Щель готова закрыться, свет из мира так тонок, так узок, ей приходится напрягать большие плачущие глаза.
…Физик. Он был такой несчастный из-за своих приступов. Она сказала себе: «Я не должна думать о том, что он мне неприятен. Это позор так думать. Неужели я такая подлая? Ведь он же пришел с войны!»
Как она хотела ребенка, мальчика, который вырастет и у него не будет дергаться лицо!
И вот Сороки его отняли! Отняли!
С криком приходит мрак. Полный.
Панин держит ее на руках, маленькую, хрупкую, такую единственную, что урони он ее, и конец ему, Панину, потому что жить-то он, может, и останется, но смысла в этой жизни уже не будет. Шпрехт говорил, что у него на случай смерти жены есть циан, а Сорока сказал, что у него есть пистолет, еще с войны, но он его всю жизнь чистит и проверяет. Для случая.
«Мы не сходимся ни в чем, — думает Панин странную мысль, — кроме невозможности жить без наших жен».

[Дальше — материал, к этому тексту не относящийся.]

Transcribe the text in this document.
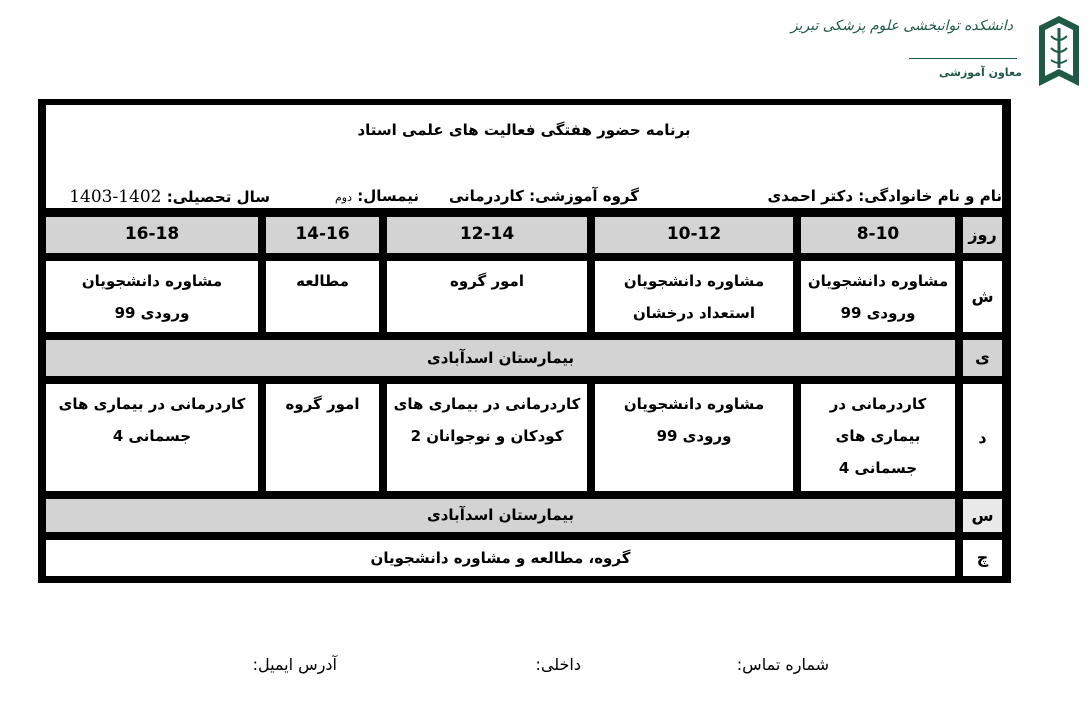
دانشکده توانبخشی علوم پزشکی تبریز
معاون آموزشی
برنامه حضور هفتگی فعالیت های علمی استاد
نام و نام خانوادگی: دکتر احمدی
گروه آموزشی: کاردرمانی
نیمسال: دوم
سال تحصیلی: 1402-1403
روز
8-10
10-12
12-14
14-16
16-18
ش
مشاوره دانشجویان
ورودی 99
مشاوره دانشجویان
استعداد درخشان
امور گروه
مطالعه
مشاوره دانشجویان
ورودی 99
ی
بیمارستان اسدآبادی
د
کاردرمانی در
بیماری های
جسمانی 4
مشاوره دانشجویان
ورودی 99
کاردرمانی در بیماری های
کودکان و نوجوانان 2
امور گروه
کاردرمانی در بیماری های
جسمانی 4
س
بیمارستان اسدآبادی
چ
گروه، مطالعه و مشاوره دانشجویان
شماره تماس:
داخلی:
آدرس ایمیل:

Не будь у Людочки острого состояния, он бы подумал над этим еще и еще. Он бы записал свои мысли для сына, чтоб в том утвердилась гордость за силу отцовской любви к его матери. Сын — хороший мальчик, не познавший мук. Как все послевоенные дети, с которых обстрелянные фашизмом отцы или отцы, вернувшиеся из мест весьма отдаленных, сдували пылинки и высаживали в них зерна счастья, о котором сами не знали, не ведали, какое оно есть. Правда, сейчас Панин вдруг подумал: а как я мог угадать в зернах, что они для счастья, если не ведал, каково оно! Как? Как они выглядят, счастливые зерна?
Панин баюкает жену. Что же ее так испугало? Кричала о Сороках. Но ведь, может, и просто о птицах? Она в них хорошо разбиралась, не то, что он, знающий только воробьев и ворон. Людочка говорила, что из всего божьего мира птицы — самые красивые, самые совершенные.
— Ты посмотри на курицу, сколько в ней достоинства!
— Людочка! — говорил Панин. — Курица же чемпион по дури. Это же общеизвестно.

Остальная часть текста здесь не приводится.